Впервые он назвал её настоящим именем.
Дана отвернулась от огня, перед глазами расплывались зеленоватые пятна – словно патина, подёрнувшая полутьму комнаты.
– А дальше я боюсь заглядывать.
* * *
По понедельникам Дана ездила из Вальденбурга в Райгольдсвиль, покупать лекарства для барона. Это дело ей стали поручать недавно.
Было раннее утро начала ноября. Дана сидела на переднем пассажирском сиденье автобуса, сразу за водителем, и смотрела в окно. Из тумана являлись, обретая очертания, стволы и ветви стылых заворожённых деревьев, чтобы через мгновение кануть обратно в сизое марево. Мотор натужно выл, пока автобус поднимался в гору, и туман понемногу начинал светлеть, словно бы таять в собственном молочном сиянии. Скоро остатки его растворялись в прозрачном воздухе, будто капли молока в ключевой воде, и сквозистые буковые кроны сияли под солнечным светом, пронизавшим небесную высоту, от которой захватывало дух.
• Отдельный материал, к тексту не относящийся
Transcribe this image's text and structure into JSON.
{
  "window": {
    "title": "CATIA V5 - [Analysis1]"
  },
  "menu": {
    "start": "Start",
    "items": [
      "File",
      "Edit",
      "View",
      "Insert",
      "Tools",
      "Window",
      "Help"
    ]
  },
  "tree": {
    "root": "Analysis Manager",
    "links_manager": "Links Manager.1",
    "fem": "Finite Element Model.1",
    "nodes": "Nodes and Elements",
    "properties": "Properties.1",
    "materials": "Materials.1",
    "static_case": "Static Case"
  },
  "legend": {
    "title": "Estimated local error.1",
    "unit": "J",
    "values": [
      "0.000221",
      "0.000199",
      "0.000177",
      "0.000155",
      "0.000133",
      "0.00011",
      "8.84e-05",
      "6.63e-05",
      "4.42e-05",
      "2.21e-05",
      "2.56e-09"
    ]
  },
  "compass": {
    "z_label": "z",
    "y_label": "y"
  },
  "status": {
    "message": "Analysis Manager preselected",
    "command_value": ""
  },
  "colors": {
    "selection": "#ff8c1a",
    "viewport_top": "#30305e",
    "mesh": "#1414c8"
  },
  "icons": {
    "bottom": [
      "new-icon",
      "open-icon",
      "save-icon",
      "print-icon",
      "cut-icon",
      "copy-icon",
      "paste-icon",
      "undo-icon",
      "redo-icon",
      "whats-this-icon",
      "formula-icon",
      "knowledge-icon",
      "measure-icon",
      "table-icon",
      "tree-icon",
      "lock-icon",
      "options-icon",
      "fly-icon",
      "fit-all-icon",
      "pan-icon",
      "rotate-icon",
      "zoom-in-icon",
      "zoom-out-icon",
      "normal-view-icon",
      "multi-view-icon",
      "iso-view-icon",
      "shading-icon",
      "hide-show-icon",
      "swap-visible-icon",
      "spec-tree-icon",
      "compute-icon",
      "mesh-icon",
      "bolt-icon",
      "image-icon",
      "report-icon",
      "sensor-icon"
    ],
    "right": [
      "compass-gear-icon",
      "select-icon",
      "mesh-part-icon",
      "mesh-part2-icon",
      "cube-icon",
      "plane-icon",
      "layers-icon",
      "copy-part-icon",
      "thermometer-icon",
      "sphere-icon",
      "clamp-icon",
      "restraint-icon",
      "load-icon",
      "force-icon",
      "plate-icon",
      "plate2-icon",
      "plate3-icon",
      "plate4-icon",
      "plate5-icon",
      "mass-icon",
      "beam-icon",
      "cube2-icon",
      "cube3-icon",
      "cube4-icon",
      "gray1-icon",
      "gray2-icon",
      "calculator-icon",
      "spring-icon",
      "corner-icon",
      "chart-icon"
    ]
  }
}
На повороте между обтрёпанными елями, ветви которых висели, как мокрые кошачьи хвосты, показывалась долина, из которой они только что выехали, – на её месте безмолвствовал снежно-белый океан. Автобус спускался с вершины, и лес выдыхал навстречу призрачную дымку, которая вскоре набирала свинцовую глухоту, поглощала небо и землю, чтобы у подножия холма вновь превратиться в плотный кокон тумана.